MODERNISATION DE VNF : ACTE II – 20 filières métiers sous pression

Retrouvez l’intégralité de la newsletter :
Deuxième volet de la modernisation : la refonte de 20 filières métiers à travers des “cahiers de filières”, censés permettre de spécialiser les personnels sans imposer de mobilités géographiques. Sur le papier, l’idée pourrait sembler intéressante : clarifier les contours des métiers, mieux identifier les compétences, donner de la lisibilité aux parcours.
Dans la réalité, telle que nous la voyez remonter du terrain, le processus est trop précipité, trop centralisé, et trop peu concerté.

Des constats lourds : manque de transparence et risque de perte de polyvalence
Les retours que nous recevons convergent.

Manque de transparence et de réel dialogue dans certains groupes.

Réunions verrouillées par la hiérarchie, où l’on discute plus de ce qui semble déjà décidé que des besoins du terrain.

Risque de perdre la polyvalence qui fait la force de nombreux métiers, au profit de spécialisations étroites qui fragilisent les équipes.
Le tout dans un calendrier intenable : les travaux sur les cahiers de filières avancent en ordre dispersé, avec cinq réunions prévues par filière, en pleine fin d’année, alors que l’Acte I occupe déjà largement les esprits. Les services de terrain ne sont pas suffisamment représentés, et les “ambassadeurs” disposent de trop peu de temps entre deux réunions pour consulter leurs collègues, recueillir leurs remarques et les faire remonter.
Ce rythme imposé renforce l’impression d’un projet déjà cadré par la Direction, où la consultation sert parfois plus à valider qu’à construire.

Ce que la CFDT-VNF a obtenu pour desserrer l’étau
Malgré ce contexte, la CFDT-VNF n’est pas restée spectatrice.
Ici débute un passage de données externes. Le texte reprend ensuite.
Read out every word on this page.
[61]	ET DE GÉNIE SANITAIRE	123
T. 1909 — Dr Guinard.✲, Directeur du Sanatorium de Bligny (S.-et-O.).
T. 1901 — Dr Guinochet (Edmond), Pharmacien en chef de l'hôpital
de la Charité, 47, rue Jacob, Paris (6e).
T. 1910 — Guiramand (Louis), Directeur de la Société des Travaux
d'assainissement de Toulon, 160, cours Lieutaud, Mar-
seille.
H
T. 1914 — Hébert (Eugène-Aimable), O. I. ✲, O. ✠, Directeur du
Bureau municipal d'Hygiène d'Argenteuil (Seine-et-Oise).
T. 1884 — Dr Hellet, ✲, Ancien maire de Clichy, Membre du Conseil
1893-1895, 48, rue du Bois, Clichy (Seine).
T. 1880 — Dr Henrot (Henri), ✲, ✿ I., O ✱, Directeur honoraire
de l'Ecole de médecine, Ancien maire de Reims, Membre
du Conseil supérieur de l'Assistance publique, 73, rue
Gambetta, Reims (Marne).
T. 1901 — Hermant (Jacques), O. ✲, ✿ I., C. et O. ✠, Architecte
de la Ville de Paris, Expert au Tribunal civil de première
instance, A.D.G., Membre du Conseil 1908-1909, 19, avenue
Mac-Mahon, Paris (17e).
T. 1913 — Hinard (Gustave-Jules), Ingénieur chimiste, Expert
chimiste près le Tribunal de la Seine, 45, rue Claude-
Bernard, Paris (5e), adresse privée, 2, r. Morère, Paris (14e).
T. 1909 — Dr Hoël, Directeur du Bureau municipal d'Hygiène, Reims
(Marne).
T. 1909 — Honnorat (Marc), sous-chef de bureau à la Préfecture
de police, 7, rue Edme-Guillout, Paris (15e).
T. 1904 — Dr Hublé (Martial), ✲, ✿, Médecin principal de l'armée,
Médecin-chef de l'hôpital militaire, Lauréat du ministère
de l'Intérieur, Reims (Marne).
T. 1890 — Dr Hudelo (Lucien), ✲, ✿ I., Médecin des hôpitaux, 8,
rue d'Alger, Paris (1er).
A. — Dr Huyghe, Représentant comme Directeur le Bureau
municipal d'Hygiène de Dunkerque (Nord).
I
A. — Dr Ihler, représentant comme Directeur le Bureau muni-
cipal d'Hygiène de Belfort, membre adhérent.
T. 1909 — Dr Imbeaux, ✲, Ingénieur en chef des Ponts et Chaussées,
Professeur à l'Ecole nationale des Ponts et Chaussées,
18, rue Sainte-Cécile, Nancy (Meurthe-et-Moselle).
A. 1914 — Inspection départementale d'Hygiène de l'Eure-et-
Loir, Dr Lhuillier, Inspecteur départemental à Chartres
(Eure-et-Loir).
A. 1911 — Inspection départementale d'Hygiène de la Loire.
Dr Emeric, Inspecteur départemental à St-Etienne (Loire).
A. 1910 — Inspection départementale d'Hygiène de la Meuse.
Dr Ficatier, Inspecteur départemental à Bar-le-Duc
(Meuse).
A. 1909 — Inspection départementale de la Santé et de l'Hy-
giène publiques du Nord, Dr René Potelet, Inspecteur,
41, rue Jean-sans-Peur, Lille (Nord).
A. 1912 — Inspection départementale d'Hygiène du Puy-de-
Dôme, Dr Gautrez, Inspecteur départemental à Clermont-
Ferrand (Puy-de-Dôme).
Nous avons obtenu plusieurs avancées qui doivent maintenant se traduire concrètement :
• Les groupes de travail sont élargis à 20 personnes, au lieu de la dizaine initialement proposée. Cela permet d’ouvrir davantage la parole, même si la bataille n’est pas gagnée partout.
• Les travaux issus des cahiers de filières devront être présentés en CSA central, et pas seulement circuler en cercle fermé.
• Les relevés de décisions seront diffusés à l’ensemble des agents de chaque filière, pour remettre un peu de transparence et permettre à chacun de mesurer ce qui est discuté en son nom.
• Un espace intranet dédié doit regrouper FAQ, documents et suivi des travaux, avec un engagement écrit de transparence sur la circulation de l’information.
Enfin, la Direction a accepté la possibilité de décaler le calendrier à février-mars 2026 pour certaines filières, reconnaissant implicitement que le tempo initial était intenable.
Remontées du terrain : quand les questions des agents s’invitent à la table
En préparation de la réunion du 6 octobre consacrée à l’Acte II, la CFDT-VNF a compilé et transmis à la Direction un ensemble de questions écrites issues directement de vos retours : interrogations sur le calendrier, inquiétudes sur l’organisation des filières métiers, demandes de garanties sur l’accompagnement des personnels concernés.
La Direction a répondu, en exposant ses grandes orientations et la “méthode” envisagée pour la suite. Certains éléments se veulent rassurants, mais nous restons lucides : ce n’est pas parce qu’une réponse est posée sur le papier que le problème est réglé.
Notre ligne est simple : nous resterons pleinement mobilisés pour que chacun trouve sa place dans les futures filières, sans perte de sens, sans perte de compétences, sans perte de rémunération, et dans le respect des principes négociés dans l’Acte I et inscrits dans le pacte social.
Encadrer les mobilités fonctionnelles : un accord-cadre exigé
L’Acte II ne générera peut-être pas de mobilités géographiques imposées, mais il produira des mobilités fonctionnelles bien réelles : changement de tâches, évolution de contenu de poste, repositionnements dans les filières.
Pour nous, il est hors de question que ces mouvements se fassent au fil de l’eau, au bon vouloir des hiérarchies locales. C’est pourquoi la CFDT-VNF a demandé la négociation d’un accord-cadre spécifique à l’Acte II, sur le modèle de ce qui se fait pour l’Acte I.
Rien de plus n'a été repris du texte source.